Technologist vs spy: the xz backdoor debate
lcamtuf.substack.com
Well — we just witnessed one of the most daring infosec capers of my career. Here’s what we know so far: some time ago, an unknown party evidently noticed that liblzma (aka xz) — a relatively obscure open-source compression library — was a dependency of

Thought this was a good read exploring some how the “how and why” including several apparent sock puppet accounts that convinced the original dev (Lasse Collin) to hand over the baton.

  • Karna@lemmy.ml
    1211·
    7 months ago
    • Careful choice of program to infect the whole Linux ecosystem
    • Time it took to gain trust
    • Level of sophistication in introducing backdoor in open source product

    All of these are signs of persistent threat actors aka State sponsor hacker.

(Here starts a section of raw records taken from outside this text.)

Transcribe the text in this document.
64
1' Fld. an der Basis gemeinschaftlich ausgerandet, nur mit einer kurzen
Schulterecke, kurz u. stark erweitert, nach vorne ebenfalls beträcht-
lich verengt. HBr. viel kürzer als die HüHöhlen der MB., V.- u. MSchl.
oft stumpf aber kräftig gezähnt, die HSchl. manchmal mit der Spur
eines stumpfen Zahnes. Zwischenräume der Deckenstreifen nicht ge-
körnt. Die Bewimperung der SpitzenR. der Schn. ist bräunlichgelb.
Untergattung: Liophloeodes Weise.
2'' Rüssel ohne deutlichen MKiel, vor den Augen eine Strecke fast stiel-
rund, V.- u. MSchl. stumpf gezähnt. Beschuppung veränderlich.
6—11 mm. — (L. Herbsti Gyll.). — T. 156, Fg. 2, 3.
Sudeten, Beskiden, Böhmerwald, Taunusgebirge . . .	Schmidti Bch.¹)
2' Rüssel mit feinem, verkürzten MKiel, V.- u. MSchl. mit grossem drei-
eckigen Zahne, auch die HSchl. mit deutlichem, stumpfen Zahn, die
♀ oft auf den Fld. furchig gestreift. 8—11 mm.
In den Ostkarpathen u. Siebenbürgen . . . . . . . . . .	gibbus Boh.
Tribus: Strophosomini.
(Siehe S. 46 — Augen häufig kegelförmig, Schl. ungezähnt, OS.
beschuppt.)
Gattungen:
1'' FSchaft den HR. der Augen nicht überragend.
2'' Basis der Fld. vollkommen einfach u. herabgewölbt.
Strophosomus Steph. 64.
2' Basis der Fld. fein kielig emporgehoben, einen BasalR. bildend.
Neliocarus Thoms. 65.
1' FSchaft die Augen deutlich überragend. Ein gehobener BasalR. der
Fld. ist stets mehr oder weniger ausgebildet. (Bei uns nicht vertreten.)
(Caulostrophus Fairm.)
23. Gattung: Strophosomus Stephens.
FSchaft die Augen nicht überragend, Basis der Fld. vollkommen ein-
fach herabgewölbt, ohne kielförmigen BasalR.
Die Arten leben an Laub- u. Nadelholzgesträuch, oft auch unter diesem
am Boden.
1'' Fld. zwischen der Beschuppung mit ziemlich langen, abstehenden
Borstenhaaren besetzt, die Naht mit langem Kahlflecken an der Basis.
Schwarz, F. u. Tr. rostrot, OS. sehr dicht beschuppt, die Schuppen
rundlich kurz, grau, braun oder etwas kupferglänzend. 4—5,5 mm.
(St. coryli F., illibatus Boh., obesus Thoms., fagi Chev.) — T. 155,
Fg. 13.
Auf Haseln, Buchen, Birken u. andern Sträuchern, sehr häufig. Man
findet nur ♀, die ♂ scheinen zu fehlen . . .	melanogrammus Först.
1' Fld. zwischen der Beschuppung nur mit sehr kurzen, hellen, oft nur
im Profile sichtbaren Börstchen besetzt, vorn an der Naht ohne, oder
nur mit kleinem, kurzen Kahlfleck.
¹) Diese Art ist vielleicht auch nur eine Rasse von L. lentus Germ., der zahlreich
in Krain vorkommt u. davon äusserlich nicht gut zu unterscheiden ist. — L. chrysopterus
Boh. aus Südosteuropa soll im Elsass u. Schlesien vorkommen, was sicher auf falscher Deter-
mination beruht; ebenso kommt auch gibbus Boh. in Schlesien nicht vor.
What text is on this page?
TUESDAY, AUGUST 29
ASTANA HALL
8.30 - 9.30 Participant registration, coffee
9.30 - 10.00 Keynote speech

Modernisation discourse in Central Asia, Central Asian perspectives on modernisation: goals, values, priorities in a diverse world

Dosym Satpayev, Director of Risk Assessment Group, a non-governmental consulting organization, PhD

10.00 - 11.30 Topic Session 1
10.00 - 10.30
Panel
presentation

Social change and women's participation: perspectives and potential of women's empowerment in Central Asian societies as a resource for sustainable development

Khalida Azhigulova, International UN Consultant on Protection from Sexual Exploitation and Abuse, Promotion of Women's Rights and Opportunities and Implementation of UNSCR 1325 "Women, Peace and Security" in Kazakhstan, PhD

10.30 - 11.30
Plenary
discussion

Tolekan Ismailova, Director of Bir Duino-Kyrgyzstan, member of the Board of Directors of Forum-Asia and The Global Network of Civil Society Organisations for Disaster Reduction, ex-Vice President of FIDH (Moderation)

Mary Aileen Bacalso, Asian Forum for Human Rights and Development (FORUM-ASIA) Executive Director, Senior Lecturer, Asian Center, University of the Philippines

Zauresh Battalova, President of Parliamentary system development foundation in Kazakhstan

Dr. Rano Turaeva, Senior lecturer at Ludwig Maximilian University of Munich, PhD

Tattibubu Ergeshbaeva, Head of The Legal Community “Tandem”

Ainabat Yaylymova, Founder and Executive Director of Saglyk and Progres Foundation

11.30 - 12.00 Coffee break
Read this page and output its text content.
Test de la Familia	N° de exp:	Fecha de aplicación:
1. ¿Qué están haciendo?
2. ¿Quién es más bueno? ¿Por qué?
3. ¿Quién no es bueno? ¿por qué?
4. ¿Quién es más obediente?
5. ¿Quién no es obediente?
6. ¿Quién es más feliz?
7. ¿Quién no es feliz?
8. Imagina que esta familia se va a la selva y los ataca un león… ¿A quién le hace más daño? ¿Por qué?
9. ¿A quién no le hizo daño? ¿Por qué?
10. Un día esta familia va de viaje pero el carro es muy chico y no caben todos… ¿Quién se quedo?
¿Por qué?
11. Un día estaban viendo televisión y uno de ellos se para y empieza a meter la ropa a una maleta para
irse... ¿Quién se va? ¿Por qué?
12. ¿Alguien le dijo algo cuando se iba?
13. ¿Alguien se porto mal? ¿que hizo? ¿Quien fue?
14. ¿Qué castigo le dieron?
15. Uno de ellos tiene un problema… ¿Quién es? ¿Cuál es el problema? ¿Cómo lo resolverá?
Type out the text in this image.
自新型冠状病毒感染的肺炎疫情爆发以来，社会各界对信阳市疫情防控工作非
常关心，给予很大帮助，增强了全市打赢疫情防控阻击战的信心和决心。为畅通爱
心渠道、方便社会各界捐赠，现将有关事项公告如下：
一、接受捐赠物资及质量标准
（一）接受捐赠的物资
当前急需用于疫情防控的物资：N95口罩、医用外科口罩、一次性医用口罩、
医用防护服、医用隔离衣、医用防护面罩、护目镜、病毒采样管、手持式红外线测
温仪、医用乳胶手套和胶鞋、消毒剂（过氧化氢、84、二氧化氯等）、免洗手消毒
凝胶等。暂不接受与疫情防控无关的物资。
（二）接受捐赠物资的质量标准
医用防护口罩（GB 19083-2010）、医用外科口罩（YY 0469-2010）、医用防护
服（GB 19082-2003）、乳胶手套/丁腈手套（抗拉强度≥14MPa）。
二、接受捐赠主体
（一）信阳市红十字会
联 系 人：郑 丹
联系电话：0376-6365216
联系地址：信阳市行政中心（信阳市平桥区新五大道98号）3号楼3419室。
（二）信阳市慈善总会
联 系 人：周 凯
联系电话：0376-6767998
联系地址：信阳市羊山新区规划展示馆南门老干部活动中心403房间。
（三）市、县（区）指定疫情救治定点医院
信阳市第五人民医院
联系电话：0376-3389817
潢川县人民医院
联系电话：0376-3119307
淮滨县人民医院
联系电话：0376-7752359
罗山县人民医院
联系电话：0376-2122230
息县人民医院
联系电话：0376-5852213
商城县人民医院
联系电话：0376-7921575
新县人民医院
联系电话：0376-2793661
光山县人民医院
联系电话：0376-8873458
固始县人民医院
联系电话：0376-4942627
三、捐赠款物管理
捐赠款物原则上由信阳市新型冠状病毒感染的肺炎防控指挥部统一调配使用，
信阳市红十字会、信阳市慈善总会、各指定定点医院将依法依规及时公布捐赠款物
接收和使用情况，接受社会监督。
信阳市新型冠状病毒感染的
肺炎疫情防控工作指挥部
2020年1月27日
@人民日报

Though the real motive we would never know as it’s now a failed project.

    • jackpot@lemmy.ml
      336·
      7 months ago

      imagine how pissed they are. or maybe they silently alerted the microsoft guy themselves as they only did it for cash and theyd been paid

      • baseless_discourse@mander.xyz
        24·
        7 months ago

        I am sure most super powers in the world can easily sink 2 years to maintain an obscure project in order to break system as important as openssh.

        I doubt they will be pissed for one failure, and we can only hope there isn’t more vulnerable projects out there (spoiler alert: probably many).